Suk: Asrael Symphony. CHAN 9640'Jirí Belohlávek, the principal conductor of the Czech Philharmonic, draws powerfully expressive playing from the orchestra in a work which in its five large-scale movements is predominantly slow. Next to Pesek's fine Liverpool performance, the speeds flow a degree faster and more persuasively, and the ensemble, notably of the woodwind, is even crisper, phenomenally so. It helps too that the sound is warmer, closer and more involving ' Original Penguin Guide review
(*** Rosette winner)
Suk’s Asrael Symphony was his greatest musical memorial. It was his chosen way to express the loss of Dvorák, his teacher and father-in-law.’Asrael’ is the name of the Angel of Death who, according to Muslim folklore, carries away the souls of the departed.
The Serenade for Strings is one of Suk’s sunniest works.

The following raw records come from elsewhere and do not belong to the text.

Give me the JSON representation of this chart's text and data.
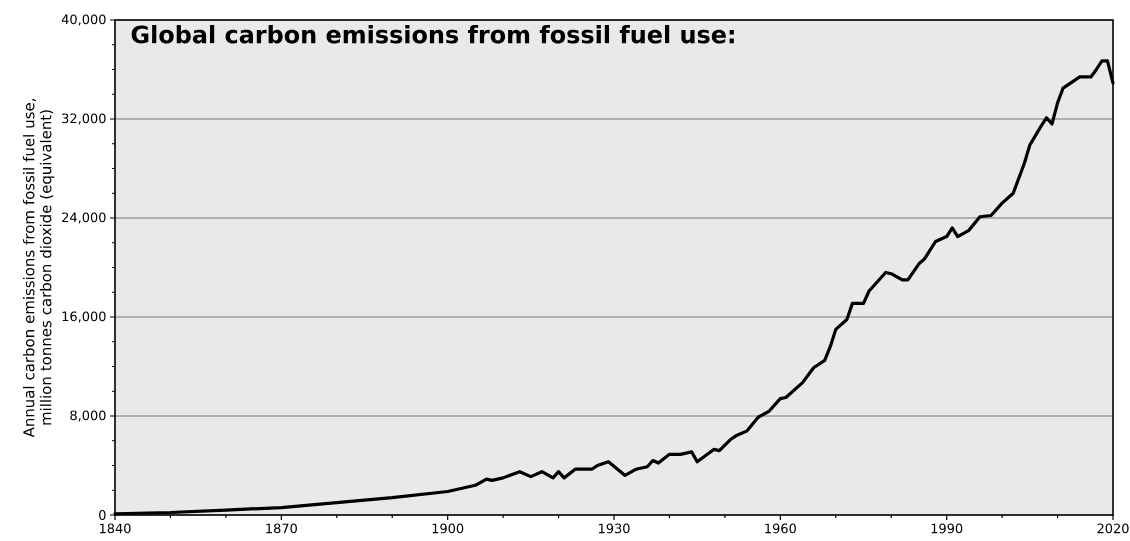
{
  "chart_data": {
    "type": "line",
    "title": "Global carbon emissions from fossil fuel use:",
    "ylabel": "Annual carbon emissions from fossil fuel use, million tonnes carbon dioxide (equivalent)",
    "x": [
      1840,
      1850,
      1860,
      1870,
      1880,
      1890,
      1900,
      1905,
      1907,
      1908,
      1910,
      1913,
      1915,
      1917,
      1919,
      1920,
      1921,
      1923,
      1926,
      1927,
      1929,
      1932,
      1934,
      1936,
      1937,
      1938,
      1940,
      1942,
      1944,
      1945,
      1948,
      1949,
      1951,
      1952,
      1954,
      1956,
      1958,
      1960,
      1961,
      1964,
      1966,
      1968,
      1969,
      1970,
      1972,
      1973,
      1975,
      1976,
      1979,
      1980,
      1982,
      1983,
      1985,
      1986,
      1988,
      1990,
      1991,
      1992,
      1994,
      1996,
      1998,
      2000,
      2002,
      2004,
      2005,
      2007,
      2008,
      2009,
      2010,
      2011,
      2014,
      2016,
      2017,
      2018,
      2019,
      2020
    ],
    "series": [
      {
        "color": "#000000",
        "values": [
          100,
          200,
          400,
          600,
          1000,
          1400,
          1900,
          2400,
          2900,
          2800,
          3000,
          3500,
          3100,
          3500,
          3000,
          3500,
          3000,
          3700,
          3700,
          4000,
          4300,
          3200,
          3700,
          3900,
          4400,
          4200,
          4900,
          4900,
          5100,
          4300,
          5300,
          5200,
          6100,
          6400,
          6800,
          7900,
          8400,
          9400,
          9500,
          10700,
          11900,
          12500,
          13600,
          15000,
          15800,
          17100,
          17100,
          18100,
          19600,
          19500,
          19000,
          19000,
          20300,
          20700,
          22100,
          22500,
          23200,
          22500,
          23000,
          24100,
          24200,
          25200,
          26000,
          28400,
          29900,
          31400,
          32100,
          31600,
          33300,
          34500,
          35400,
          35400,
          36000,
          36700,
          36700,
          34900
        ]
      }
    ],
    "xlim": [
      1840,
      2020
    ],
    "xticks": [
      1840,
      {
        "value": 1850,
        "label": null
      },
      {
        "value": 1860,
        "label": null
      },
      1870,
      {
        "value": 1880,
        "label": null
      },
      {
        "value": 1890,
        "label": null
      },
      1900,
      {
        "value": 1910,
        "label": null
      },
      {
        "value": 1920,
        "label": null
      },
      1930,
      {
        "value": 1940,
        "label": null
      },
      {
        "value": 1950,
        "label": null
      },
      1960,
      {
        "value": 1970,
        "label": null
      },
      {
        "value": 1980,
        "label": null
      },
      1990,
      {
        "value": 2000,
        "label": null
      },
      {
        "value": 2010,
        "label": null
      },
      2020
    ],
    "ylim": [
      0,
      40000
    ],
    "yticks": [
      {
        "value": 0,
        "label": "0"
      },
      {
        "value": 2000,
        "label": null
      },
      {
        "value": 4000,
        "label": null
      },
      {
        "value": 6000,
        "label": null
      },
      {
        "value": 8000,
        "label": "8,000"
      },
      {
        "value": 10000,
        "label": null
      },
      {
        "value": 12000,
        "label": null
      },
      {
        "value": 14000,
        "label": null
      },
      {
        "value": 16000,
        "label": "16,000"
      },
      {
        "value": 18000,
        "label": null
      },
      {
        "value": 20000,
        "label": null
      },
      {
        "value": 22000,
        "label": null
      },
      {
        "value": 24000,
        "label": "24,000"
      },
      {
        "value": 26000,
        "label": null
      },
      {
        "value": 28000,
        "label": null
      },
      {
        "value": 30000,
        "label": null
      },
      {
        "value": 32000,
        "label": "32,000"
      },
      {
        "value": 34000,
        "label": null
      },
      {
        "value": 36000,
        "label": null
      },
      {
        "value": 38000,
        "label": null
      },
      {
        "value": 40000,
        "label": "40,000"
      }
    ],
    "grid": "y",
    "marker": "none",
    "line_style": "solid"
  }
}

Pohádka provides us with a valuable insight into Suk’s great ability to express deep human emotions with his wonderfully lyrical writing. The Suite includes some of his most beautiful music.
The Asrael Symphony - Suk’s memorial to Dvorák - was to be a large-scale five-movement work, which was to end with a further musical tribute in a set of variations of a celebratory finale. He began the work in 1905 and had completed the first three movements by July. It was while working on the fourth that his dearly loved wife Otilka (daughter of Dvorák) died at the age of twenty-seven. By the end of December he had started a new fourth movement and changed his conception of the finale. These last two movements had now become his equally deeply-felt memorial to Otilka.
Opera was a form never embraced by Suk. The nearest he came to it was the cincidental music for Julius Zeyer;s fairy-tale drama, Radúz a Mahulena - a play in four acts and seven scenes based on the Slovak folk story of the surmounting of adversity through the strength of the love of a prince and princess. Suk’s involvement grew as the story gripped him, until the last act the action was almost totally supported by his music.
The chances of the play receiving regular performances were remote, so he decided to salvage the music in the form of a four-movement suite, his Pohádka (Fairy Tale) incorporating all the main musical material. He began work on the suite at his home Krecovice in September 1899 and had completed the first two movements by the end of that month. The last two movements were completed by June 1900.
The majority of Suk’s first twenty-five works were written in a minor key. Dvorák was keen to get Suk to write music which was less inward looking and predominately in the major, so he decided to set him a summer task in that vein. 9At this time, Suk was beginning to show a romantic interest in Dvorák’s daughter, Otilka). He wrote the first three movements of the Serenade at his family home during the summer of 1892. Although it contains many elements pointing towards the individual characteristics of Suk’s style, it is of course inevitable that there too Dvorák’s Serenade can be heard as a strong influence.